Global Talent Art Prize
Interview: Ernest Strauhal
Untitled 1, Pen and ink on vellum, 8.5″x11″, 2022. Ernest Strauhal
Can you recall the moment you knew you wanted to be an artist? What made you interested in arts?
I knew I wanted to be an artist after dropping out of design school. I remember seeing students older and more experienced than me breaking into tears during design critiques over some little shapes in Adobe Illustrator. This happened enough times to the point where I began to ask myself, “Do I really want to be losing my mind over some meaningless brand package for some corporation?” The possibility of being in control of my own aesthetic instead of some client really made me really interested in art.
Tell us about your artistic process and the way you brainstorm ideas? What do you usually start with when creating? How do ideas become artworks?
I’m mainly inspired by looking out my window and letting my mind run freely. A lot of my ideas come from looking out the windows on the train too. Ideas manifest themselves into artworks through a balance of concentration and dissociation and that balance informs the aesthetic of my sound and video works. I am also inspired by stream of consciousness writing. I am a fan of really long sentences and I think of my sound and video work as sonic and visual run-on sentences.
Untitled 2, Pen and ink on vellum, 8.5″x11″, 2022. Strauhal Ernest.
Do you have or have had a mentor or other special person to guide you?
During my first semester at the School of the Art Institute of Chicago, I was lucky to have an artist named Alberto Aguilar as my advisor. We had around a dozen one-on-one meetings where we would discuss the current nature of my art, possible directions for my art to go in, and experiences from my life that may have informed my artworks. This method of one-on-one advising was very new to me and it legitimized the work that was stuck in my mind. Without him, it may have taken me more time to become more confident in my practice.
How has your style changed over the years? If yes, could you explain why?
In the past, my style was more maximalistic with too much text, too many bright colors, too many fonts, too many pictures, etc. Those decisions were probably aided by the fact that I grew up using a computer and learned every possible feature just because I had too much time on my hands as a kid. Nowadays, I try to exercise restraint in using elements such as color, text, and image.
Untitled 3, Pen and ink on vellum, 8.5″x11″, 2022. Strauhal Ernest
Your artistic practice is very extensive and includes sound, printmedia, and installation. What kind of message do you wish to convey in your art?
My practice may be extensive and includes a range of mediums, but I have taken a different approach to being interdisciplinary recently which has been more fruitful. Rather than being interdisciplinary for the sake of being interdisciplinary, I have been more focused on my personal ethics and principles first rather than be burdened from the start with medium or material. The message that I wish to convey in my art is to create a reprieve from the overstimulation of having grown up with unrestricted access to the internet, and showing how one can process with information excess in an aesthetic manner.
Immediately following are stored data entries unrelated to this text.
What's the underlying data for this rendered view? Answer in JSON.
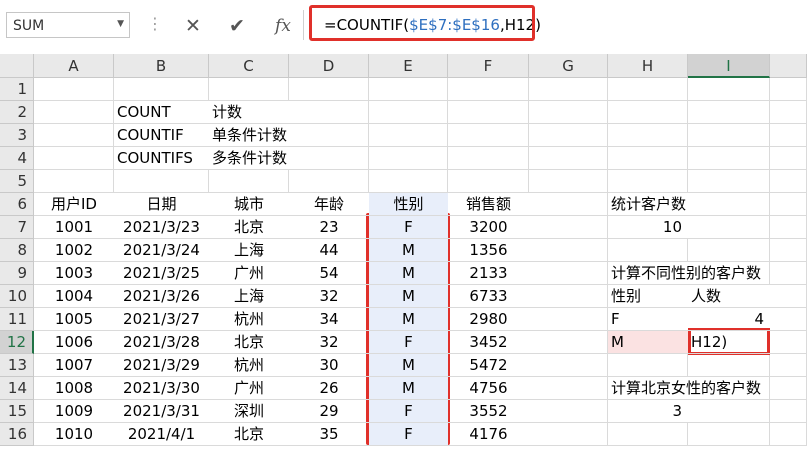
{
  "formula_bar": {
    "name_box": "SUM",
    "cancel_glyph": "✕",
    "enter_glyph": "✔",
    "fx_glyph": "fx",
    "formula_prefix": "=COUNTIF(",
    "formula_ref": "$E$7:$E$16",
    "formula_sep": ",",
    "formula_arg": "H12",
    "formula_suffix": ")"
  },
  "columns": [
    "A",
    "B",
    "C",
    "D",
    "E",
    "F",
    "G",
    "H",
    "I"
  ],
  "selected_column": "I",
  "rows": [
    "1",
    "2",
    "3",
    "4",
    "5",
    "6",
    "7",
    "8",
    "9",
    "10",
    "11",
    "12",
    "13",
    "14",
    "15",
    "16"
  ],
  "selected_row": "12",
  "functions": [
    {
      "name": "COUNT",
      "desc": "计数"
    },
    {
      "name": "COUNTIF",
      "desc": "单条件计数"
    },
    {
      "name": "COUNTIFS",
      "desc": "多条件计数"
    }
  ],
  "table": {
    "headers": [
      "用户ID",
      "日期",
      "城市",
      "年龄",
      "性别",
      "销售额"
    ],
    "rows": [
      [
        "1001",
        "2021/3/23",
        "北京",
        "23",
        "F",
        "3200"
      ],
      [
        "1002",
        "2021/3/24",
        "上海",
        "44",
        "M",
        "1356"
      ],
      [
        "1003",
        "2021/3/25",
        "广州",
        "54",
        "M",
        "2133"
      ],
      [
        "1004",
        "2021/3/26",
        "上海",
        "32",
        "M",
        "6733"
      ],
      [
        "1005",
        "2021/3/27",
        "杭州",
        "34",
        "M",
        "2980"
      ],
      [
        "1006",
        "2021/3/28",
        "北京",
        "32",
        "F",
        "3452"
      ],
      [
        "1007",
        "2021/3/29",
        "杭州",
        "30",
        "M",
        "5472"
      ],
      [
        "1008",
        "2021/3/30",
        "广州",
        "26",
        "M",
        "4756"
      ],
      [
        "1009",
        "2021/3/31",
        "深圳",
        "29",
        "F",
        "3552"
      ],
      [
        "1010",
        "2021/4/1",
        "北京",
        "35",
        "F",
        "4176"
      ]
    ]
  },
  "side": {
    "total_label": "统计客户数",
    "total_value": "10",
    "gender_title": "计算不同性别的客户数",
    "gender_hdr": "性别",
    "count_hdr": "人数",
    "f_label": "F",
    "f_count": "4",
    "m_label": "M",
    "m_editing": "H12)",
    "bj_title": "计算北京女性的客户数",
    "bj_value": "3"
  },
  "colors": {
    "highlight": "#e0302a",
    "gender_fill": "#e8eefa",
    "ref_fill": "#fbe2e2",
    "formula_ref": "#2e6fbf"
  }
}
Tell us more about what project you are currently working on?
I just finished working on a music video for Nick Stanifer and I will be releasing some music at the end of January. It’ll be in the form of a 75 minute album and will be released on tape and CD through Stargazing at Blank Skies, a New York based record label. I also have another album lined up for a release in mid-February as well.
Untitled 4, Pen and ink on vellum, 8.5″x11″, 2022. Strauhal Ernest
What will be your next project?
I’m not sure what my next project might be. I’m more interested in providing bodily experiences of my video and sound work for people. Bigger screens, bigger speakers, taller ceilings… It feels a bit claustrophobic experiencing everything through a laptop screen. Honestly, I’m going to devote more of my energy in 2023 to find venues to display my art.
What is your dream project?
My dream project? Probably something really substantial like Parsifal or River of Fundament. Like, a “dream project” shouldn’t be something like a cute one hour film or album. If I’m going to embark on a “dream project,” I want it to be (at least) six hours long and take a significant portion of my life to create. I also want to be in total control of the space that it would be shown in. Wagner literally built the Bayreuth Festspielhaus specifically for *his* work to be played in.
Untitled 5, Pen and ink on paper, 8.5″x11″, 2022. Strauhal Ernest
There are many descriptions of the ideal state of mind for being creative. What is it like for you?
For me, the ideal state of mind being creative requires as little distraction as possible. For me, I like to put my phone on airplane mode for hours at a time, just tapping into a creative flow of creating as much art as possible. I don’t worry about what other people will think or even what I think, I just let everything out. Eventually, I grow tired and I’ll take a walk in a park to ease out of that flow state. When I return to my studio, I edit and curate the work that I’ve finished.
What is art for?
To me, one of the main roles of art is to be a mirror to society. Whether an artwork chooses to criticize society or act as a biography of the artist is a variation of that role, but without photography, writing, and visual art reflecting what is happening today, we can’t know what people were thinking and feeling in the past.
Thanks for the opportunity to interview you as the 2nd Prize Winner of the Global Talent Art Prize (2nd edition). Are there any final thoughts, in particular for the ones who would like to follow your way?
Just apply to everything, don’t hold back.